THINGS HARD TO BELIEVE.

BY D.H. PATTERSON.

"For myself I still live and doubt. You know I can't believe everything. There are so many things hard to believe—I can't see them."

So wrote an honest, intelligent young man, who was standing on the verge of infidelity. Nor is he alone in his doubts. Many persons will not accept the Bible on account of its mysteries or miracles. To doubt seems to be as natural as to believe. Sir Wm. Hamilton says: "Philosophers have been unanimous in making doubt the first step in philosophy." When Paul says, "Prove all things," he tells us doubt a thing until it is tested. To doubt is not necessarily a fault, but to continue in doubt is blameworthy. If we are doubtful about a thing it is our duty as intelligent beings to examine the testimony concerning it, and so end our doubt. But shall we reject a thing because it is hard to believe? If the Bible had nothing in it hard to comprehend we would not be likely to accept it as divine in its origin; because the mind that comprehends a matter is no more limited, in regard to that matter, than the mind that conceived it. Consequently, if we could comprehend everything in the Bible there would be no divinity of infinite attributes about it to contrast with the limited powers of human nature. Its miracles are proof of its divine origin.

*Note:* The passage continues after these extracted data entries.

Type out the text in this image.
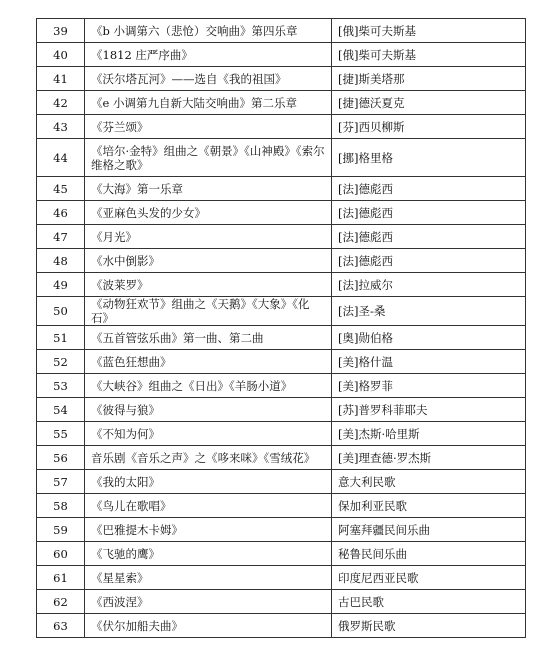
39	《b 小调第六（悲怆）交响曲》第四乐章	[俄]柴可夫斯基
40	《1812 庄严序曲》	[俄]柴可夫斯基
41	《沃尔塔瓦河》——选自《我的祖国》	[捷]斯美塔那
42	《e 小调第九自新大陆交响曲》第二乐章	[捷]德沃夏克
43	《芬兰颂》	[芬]西贝柳斯
44	《培尔·金特》组曲之《朝景》《山神殿》《索尔维格之歌》	[挪]格里格
45	《大海》第一乐章	[法]德彪西
46	《亚麻色头发的少女》	[法]德彪西
47	《月光》	[法]德彪西
48	《水中倒影》	[法]德彪西
49	《波莱罗》	[法]拉威尔
50	《动物狂欢节》组曲之《天鹅》《大象》《化石》	[法]圣-桑
51	《五首管弦乐曲》第一曲、第二曲	[奥]勋伯格
52	《蓝色狂想曲》	[美]格什温
53	《大峡谷》组曲之《日出》《羊肠小道》	[美]格罗菲
54	《彼得与狼》	[苏]普罗科菲耶夫
55	《不知为何》	[美]杰斯·哈里斯
56	音乐剧《音乐之声》之《哆来咪》《雪绒花》	[美]理查德·罗杰斯
57	《我的太阳》	意大利民歌
58	《鸟儿在歌唱》	保加利亚民歌
59	《巴雅提木卡姆》	阿塞拜疆民间乐曲
60	《飞驰的鹰》	秘鲁民间乐曲
61	《星星索》	印度尼西亚民歌
62	《西波涅》	古巴民歌
63	《伏尔加船夫曲》	俄罗斯民歌
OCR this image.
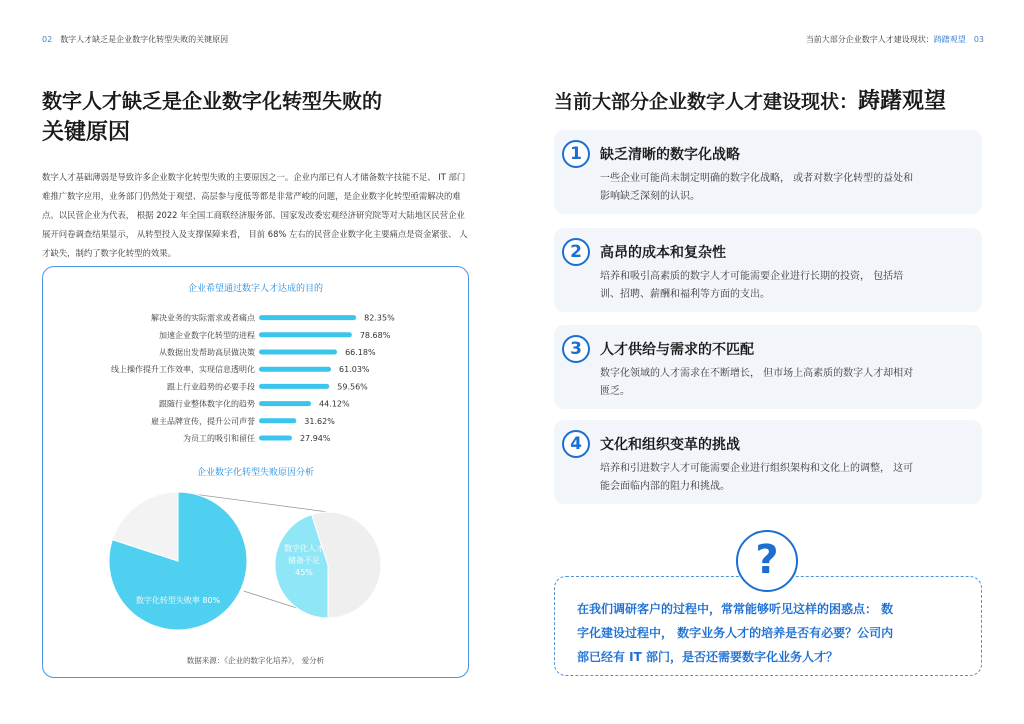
02 数字人才缺乏是企业数字化转型失败的关键原因
数字人才缺乏是企业数字化转型失败的
关键原因
数字人才基础薄弱是导致许多企业数字化转型失败的主要原因之一。企业内部已有人才储备数字技能不足、 IT 部门
难推广数字应用，业务部门仍然处于观望、高层参与度低等都是非常严峻的问题，是企业数字化转型亟需解决的难
点。以民营企业为代表， 根据 2022 年全国工商联经济服务部、国家发改委宏观经济研究院等对大陆地区民营企业
展开问卷调查结果显示， 从转型投入及支撑保障来看， 目前 68% 左右的民营企业数字化主要痛点是资金紧张、 人
才缺失，制约了数字化转型的效果。
企业希望通过数字人才达成的目的
解决业务的实际需求或者痛点	82.35%
加速企业数字化转型的进程	78.68%
从数据出发帮助高层做决策	66.18%
线上操作提升工作效率，实现信息透明化	61.03%
跟上行业趋势的必要手段	59.56%
跟随行业整体数字化的趋势	44.12%
雇主品牌宣传，提升公司声誉	31.62%
为员工的吸引和留任	27.94%
企业数字化转型失败原因分析
数字化转型失败率 80%
数字化人才储备不足 45%
数据来源：《企业的数字化培养》， 爱分析
当前大部分企业数字人才建设现状：踌躇观望 03
当前大部分企业数字人才建设现状：踌躇观望
1	缺乏清晰的数字化战略
一些企业可能尚未制定明确的数字化战略， 或者对数字化转型的益处和
影响缺乏深刻的认识。
2	高昂的成本和复杂性
培养和吸引高素质的数字人才可能需要企业进行长期的投资， 包括培
训、招聘、薪酬和福利等方面的支出。
3	人才供给与需求的不匹配
数字化领域的人才需求在不断增长， 但市场上高素质的数字人才却相对
匮乏。
4	文化和组织变革的挑战
培养和引进数字人才可能需要企业进行组织架构和文化上的调整， 这可
能会面临内部的阻力和挑战。
?
在我们调研客户的过程中，常常能够听见这样的困惑点： 数
字化建设过程中， 数字业务人才的培养是否有必要？公司内
部已经有 IT 部门，是否还需要数字化业务人才？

If you leave the Bible, to what will you go? Are all things hard to believe in the Bible? Does a man's believing power rest upon flowery beds of ease in the teaching of infidelity? In the so-called realms of free-thought is there nothing hard to believe? Will it no more be said that—

"Not a truth has to art or to science been given,
But brows have ached for it, and souls toiled and striven?"

Rejecting the Bible, you must either accept Deism or Atheism. Deism admits the existence of a God of infinite power and intelligence. A Deist need have no trouble in believing a miracle. The question with him is not, can God work miracles, and thereby reveal himself to man, but has he done it. Reason teaches us that intelligent design characterizes every act of God. Which theory ascribes the more intelligence to God—the Deist's or the Christian's?

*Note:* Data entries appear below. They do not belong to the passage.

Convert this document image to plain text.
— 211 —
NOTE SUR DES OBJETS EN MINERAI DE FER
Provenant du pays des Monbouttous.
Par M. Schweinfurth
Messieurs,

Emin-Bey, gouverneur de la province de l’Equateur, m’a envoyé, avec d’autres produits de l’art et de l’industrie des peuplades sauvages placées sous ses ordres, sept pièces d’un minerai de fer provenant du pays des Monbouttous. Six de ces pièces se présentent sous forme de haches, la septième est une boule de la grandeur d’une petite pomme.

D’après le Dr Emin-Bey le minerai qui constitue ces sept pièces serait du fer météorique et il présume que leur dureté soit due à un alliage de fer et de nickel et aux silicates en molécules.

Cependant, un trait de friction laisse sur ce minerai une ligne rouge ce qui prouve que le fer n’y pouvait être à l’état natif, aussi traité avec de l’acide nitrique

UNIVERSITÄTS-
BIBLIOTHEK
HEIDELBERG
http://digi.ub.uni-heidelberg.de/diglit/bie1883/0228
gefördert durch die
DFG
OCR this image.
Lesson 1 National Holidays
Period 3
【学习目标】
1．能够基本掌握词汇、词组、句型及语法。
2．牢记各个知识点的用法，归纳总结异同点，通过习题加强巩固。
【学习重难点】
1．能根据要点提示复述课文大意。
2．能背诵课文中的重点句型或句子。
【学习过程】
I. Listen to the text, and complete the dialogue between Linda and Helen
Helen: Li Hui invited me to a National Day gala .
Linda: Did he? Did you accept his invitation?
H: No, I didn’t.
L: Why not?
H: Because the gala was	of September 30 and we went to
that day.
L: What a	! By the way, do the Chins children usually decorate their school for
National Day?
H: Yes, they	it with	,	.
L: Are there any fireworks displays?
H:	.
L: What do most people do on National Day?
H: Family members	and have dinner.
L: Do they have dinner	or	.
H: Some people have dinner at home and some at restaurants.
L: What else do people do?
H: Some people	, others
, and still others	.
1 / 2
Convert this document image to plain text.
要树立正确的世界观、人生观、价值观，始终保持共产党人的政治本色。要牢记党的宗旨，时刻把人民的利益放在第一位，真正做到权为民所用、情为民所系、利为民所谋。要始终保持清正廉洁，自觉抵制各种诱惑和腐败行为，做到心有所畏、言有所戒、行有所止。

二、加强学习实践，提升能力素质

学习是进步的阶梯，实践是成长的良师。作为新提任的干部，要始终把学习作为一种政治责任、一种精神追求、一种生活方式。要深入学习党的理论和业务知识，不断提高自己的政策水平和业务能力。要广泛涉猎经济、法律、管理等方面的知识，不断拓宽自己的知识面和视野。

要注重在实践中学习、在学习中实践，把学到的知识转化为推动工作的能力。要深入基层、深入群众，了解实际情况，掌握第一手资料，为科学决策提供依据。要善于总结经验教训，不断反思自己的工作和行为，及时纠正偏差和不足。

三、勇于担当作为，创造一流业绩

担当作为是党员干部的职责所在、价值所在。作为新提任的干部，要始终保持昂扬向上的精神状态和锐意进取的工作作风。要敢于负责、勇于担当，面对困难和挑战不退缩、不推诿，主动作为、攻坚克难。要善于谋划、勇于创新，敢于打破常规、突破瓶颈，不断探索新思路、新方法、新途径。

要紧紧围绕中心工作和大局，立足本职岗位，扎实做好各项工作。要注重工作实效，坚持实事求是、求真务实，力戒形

It is universally conceded that man has a worshiping nature. This is evinced by the almost universal idolatry of past ages. Would an act of wisdom reveal to man the true object of worship? Man has a conscience which smites him for his wrong doing, and approves him for his well doing. Would wisdom and love tell him what is right? Or would such attributes allow him to remain in ignorance of his duties? Man has a desire for eternal life; would Deity prepare a place of happiness for him and not reveal the fact to him, that he might better prepare for it, and enjoy the hope of it? Man has a desire for the knowledge of his origin, and for a knowledge of the attributes of his God; would an intelligent being create him with these desires and refuse to gratify them?

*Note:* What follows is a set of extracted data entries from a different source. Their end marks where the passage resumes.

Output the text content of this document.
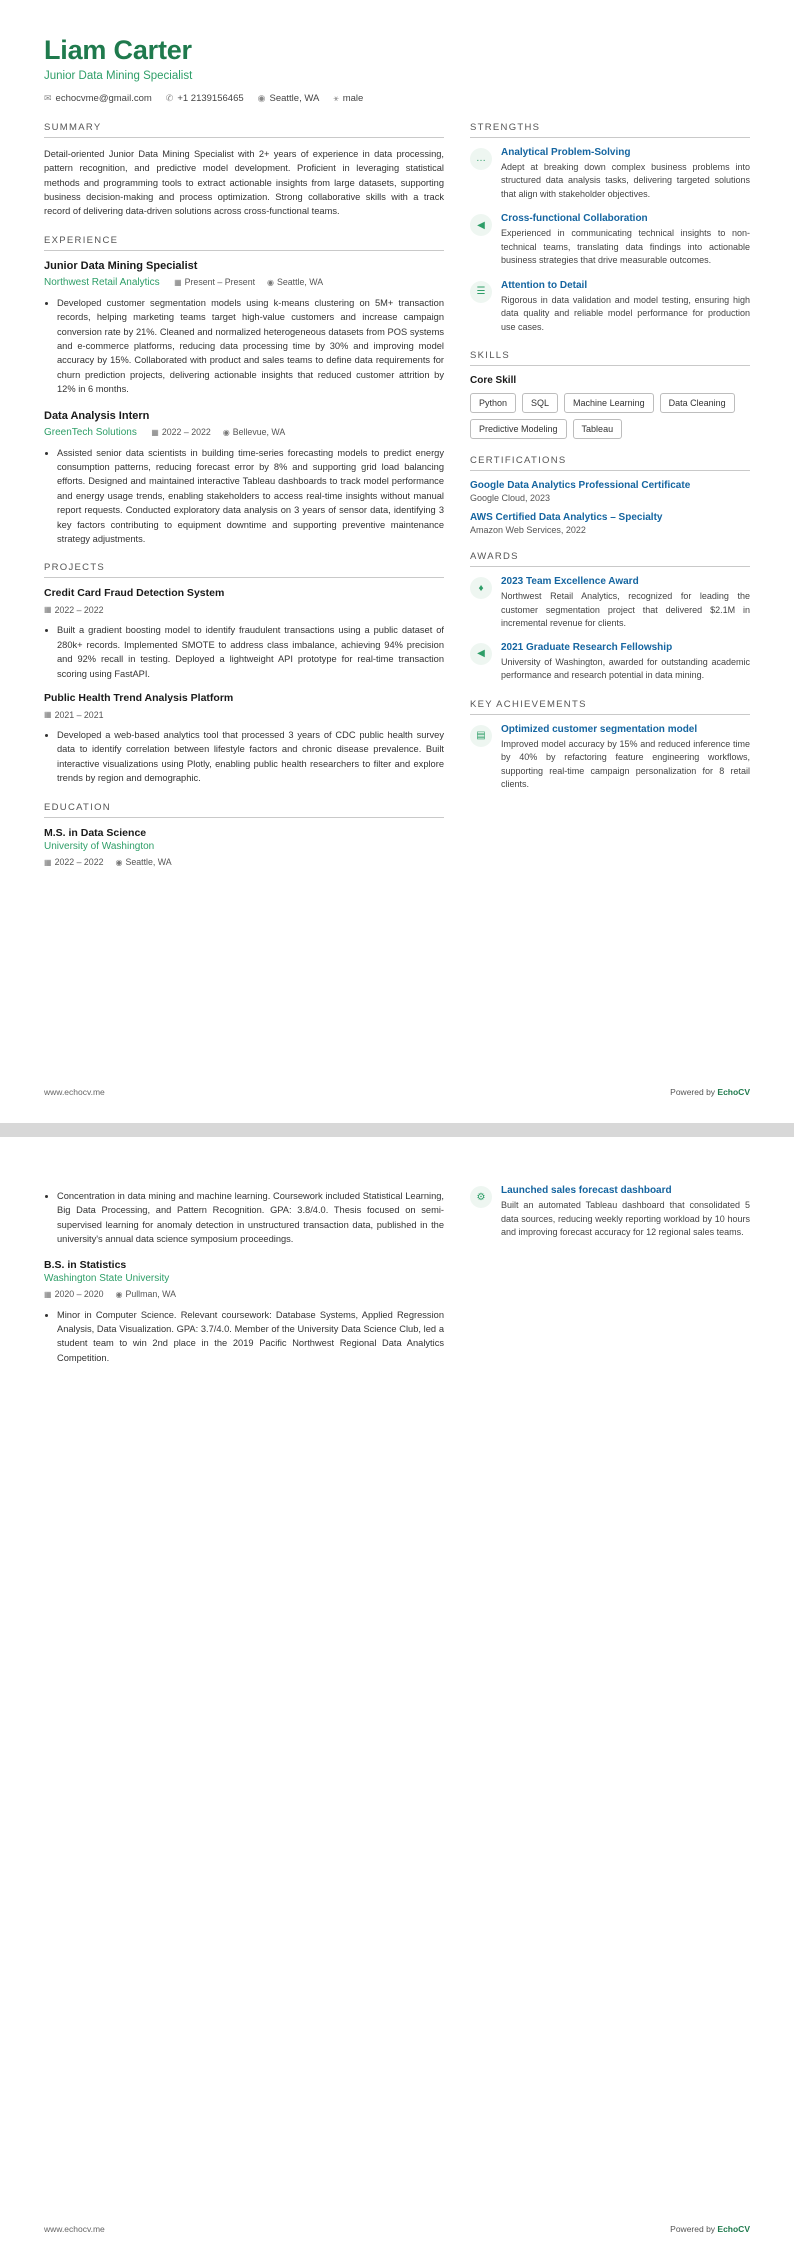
Liam Carter
Junior Data Mining Specialist
✉ echocvme@gmail.com ✆ +1 2139156465 ◉ Seattle, WA ⚹ male
SUMMARY
Detail-oriented Junior Data Mining Specialist with 2+ years of experience in data processing, pattern recognition, and predictive model development. Proficient in leveraging statistical methods and programming tools to extract actionable insights from large datasets, supporting business decision-making and process optimization. Strong collaborative skills with a track record of delivering data-driven solutions across cross-functional teams.
EXPERIENCE
Junior Data Mining Specialist
Northwest Retail Analytics ▦ Present – Present ◉ Seattle, WA
• Developed customer segmentation models using k-means clustering on 5M+ transaction records, helping marketing teams target high-value customers and increase campaign conversion rate by 21%. Cleaned and normalized heterogeneous datasets from POS systems and e-commerce platforms, reducing data processing time by 30% and improving model accuracy by 15%. Collaborated with product and sales teams to define data requirements for churn prediction projects, delivering actionable insights that reduced customer attrition by 12% in 6 months.
Data Analysis Intern
GreenTech Solutions ▦ 2022 – 2022 ◉ Bellevue, WA
• Assisted senior data scientists in building time-series forecasting models to predict energy consumption patterns, reducing forecast error by 8% and supporting grid load balancing efforts. Designed and maintained interactive Tableau dashboards to track model performance and energy usage trends, enabling stakeholders to access real-time insights without manual report requests. Conducted exploratory data analysis on 3 years of sensor data, identifying 3 key factors contributing to equipment downtime and supporting preventive maintenance strategy adjustments.
PROJECTS
Credit Card Fraud Detection System
▦ 2022 – 2022
• Built a gradient boosting model to identify fraudulent transactions using a public dataset of 280k+ records. Implemented SMOTE to address class imbalance, achieving 94% precision and 92% recall in testing. Deployed a lightweight API prototype for real-time transaction scoring using FastAPI.
Public Health Trend Analysis Platform
▦ 2021 – 2021
• Developed a web-based analytics tool that processed 3 years of CDC public health survey data to identify correlation between lifestyle factors and chronic disease prevalence. Built interactive visualizations using Plotly, enabling public health researchers to filter and explore trends by region and demographic.
EDUCATION
M.S. in Data Science
University of Washington
▦ 2022 – 2022 ◉ Seattle, WA
STRENGTHS
…
Analytical Problem-Solving
Adept at breaking down complex business problems into structured data analysis tasks, delivering targeted solutions that align with stakeholder objectives.
◀
Cross-functional Collaboration
Experienced in communicating technical insights to non-technical teams, translating data findings into actionable business strategies that drive measurable outcomes.
☰
Attention to Detail
Rigorous in data validation and model testing, ensuring high data quality and reliable model performance for production use cases.
SKILLS
Core Skill
Python	SQL	Machine Learning	Data Cleaning
Predictive Modeling	Tableau
CERTIFICATIONS
Google Data Analytics Professional Certificate
Google Cloud, 2023
AWS Certified Data Analytics – Specialty
Amazon Web Services, 2022
AWARDS
♦
2023 Team Excellence Award
Northwest Retail Analytics, recognized for leading the customer segmentation project that delivered $2.1M in incremental revenue for clients.
◀
2021 Graduate Research Fellowship
University of Washington, awarded for outstanding academic performance and research potential in data mining.
KEY ACHIEVEMENTS
▤
Optimized customer segmentation model
Improved model accuracy by 15% and reduced inference time by 40% by refactoring feature engineering workflows, supporting real-time campaign personalization for 8 retail clients.
www.echocv.me	Powered by EchoCV
• Concentration in data mining and machine learning. Coursework included Statistical Learning, Big Data Processing, and Pattern Recognition. GPA: 3.8/4.0. Thesis focused on semi-supervised learning for anomaly detection in unstructured transaction data, published in the university's annual data science symposium proceedings.
B.S. in Statistics
Washington State University
▦ 2020 – 2020 ◉ Pullman, WA
• Minor in Computer Science. Relevant coursework: Database Systems, Applied Regression Analysis, Data Visualization. GPA: 3.7/4.0. Member of the University Data Science Club, led a student team to win 2nd place in the 2019 Pacific Northwest Regional Data Analytics Competition.
⚙
Launched sales forecast dashboard
Built an automated Tableau dashboard that consolidated 5 data sources, reducing weekly reporting workload by 10 hours and improving forecast accuracy for 12 regional sales teams.
www.echocv.me	Powered by EchoCV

Surely there are some things in Deism hard to believe. Deism allows that man has in his nature this empty bucket, which is not to be filled during his stay in this world, if it shall ever be! Nor are these all the hard things which Deists ask me to believe. He wishes me to believe that the history of the Nazarene is legendary, that he was a fanatical enthusiast. Some Deists have refused to believe so hard a thing as this.